Experimental Treatments: PRP and Stem Cells
Platelet-rich plasma (PRP) injection into the ovaries is an emerging approach that has generated attention in fertility circles. PRP is made by concentrating growth factors from your own blood and injecting them directly into ovarian tissue. In the largest study to date, 510 women with poor ovarian response (average age 40.3) received PRP injections. The overall pregnancy rate was 20.5%, and 12.9% achieved a sustained pregnancy or live birth. Some women (4.3%) conceived spontaneously without IVF after the procedure.
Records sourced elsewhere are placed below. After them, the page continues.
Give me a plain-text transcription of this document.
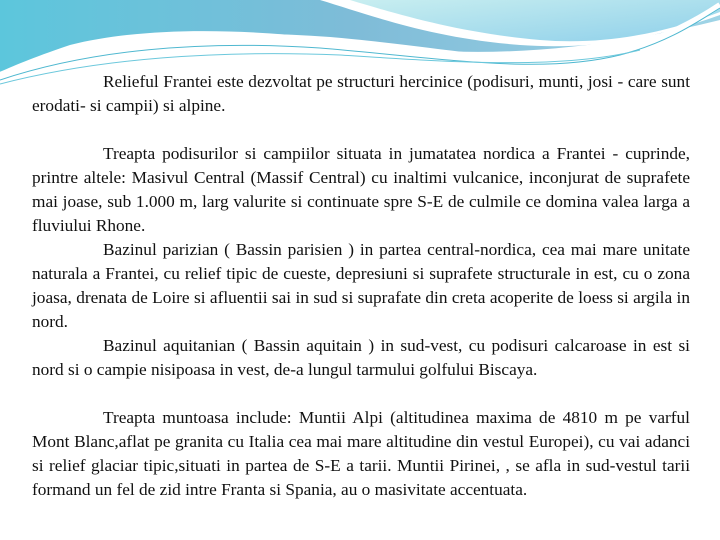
Relieful Frantei este dezvoltat pe structuri hercinice (podisuri, munti, josi - care sunt erodati- si campii) si alpine.

Treapta podisurilor si campiilor situata in jumatatea nordica a Frantei - cuprinde, printre altele: Masivul Central (Massif Central) cu inaltimi vulcanice, inconjurat de suprafete mai joase, sub 1.000 m, larg valurite si continuate spre S-E de culmile ce domina valea larga a fluviului Rhone.

Bazinul parizian ( Bassin parisien ) in partea central-nordica, cea mai mare unitate naturala a Frantei, cu relief tipic de cueste, depresiuni si suprafete structurale in est, cu o zona joasa, drenata de Loire si afluentii sai in sud si suprafate din creta acoperite de loess si argila in nord.

Bazinul aquitanian ( Bassin aquitain ) in sud-vest, cu podisuri calcaroase in est si nord si o campie nisipoasa in vest, de-a lungul tarmului golfului Biscaya.

Treapta muntoasa include: Muntii Alpi (altitudinea maxima de 4810 m pe varful Mont Blanc,aflat pe granita cu Italia cea mai mare altitudine din vestul Europei), cu vai adanci si relief glaciar tipic,situati in partea de S-E a tarii. Muntii Pirinei, , se afla in sud-vestul tarii formand un fel de zid intre Franta si Spania, au o masivitate accentuata.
The best candidates appeared to be women under 40, with at least some remaining ovarian reserve (AMH above 0.23 ng/ml and at least one visible follicle on ultrasound). For women with completely depleted reserves, results were less encouraging. Stem cell transplantation into the ovaries has also shown early promise in improving follicle counts, but both PRP and stem cell approaches remain experimental. Neither has been validated in randomized controlled trials, and neither should be considered a reliable treatment at this point.
The Realistic Picture
If your ovaries have fully stopped functioning, no current treatment can reliably restart them. But “early menopause” covers a wide spectrum, and many women diagnosed with POI still have some residual ovarian activity that can be supported. The practical steps break down by where you are in the process. If you’re at risk but haven’t yet reached menopause, diet changes (more fish and legumes), quitting smoking, and monitoring your AMH give you the best chance of delaying onset. If you’ve been diagnosed, hormone therapy protects your bones and heart while DHEA supplementation may support remaining ovarian function. If you’re about to undergo chemotherapy, ovarian suppression during treatment significantly improves your chances of retaining fertility afterward.
Early menopause is not a single event with a single fix. It’s a process, and at most stages of that process, there are evidence-based options that can meaningfully change outcomes.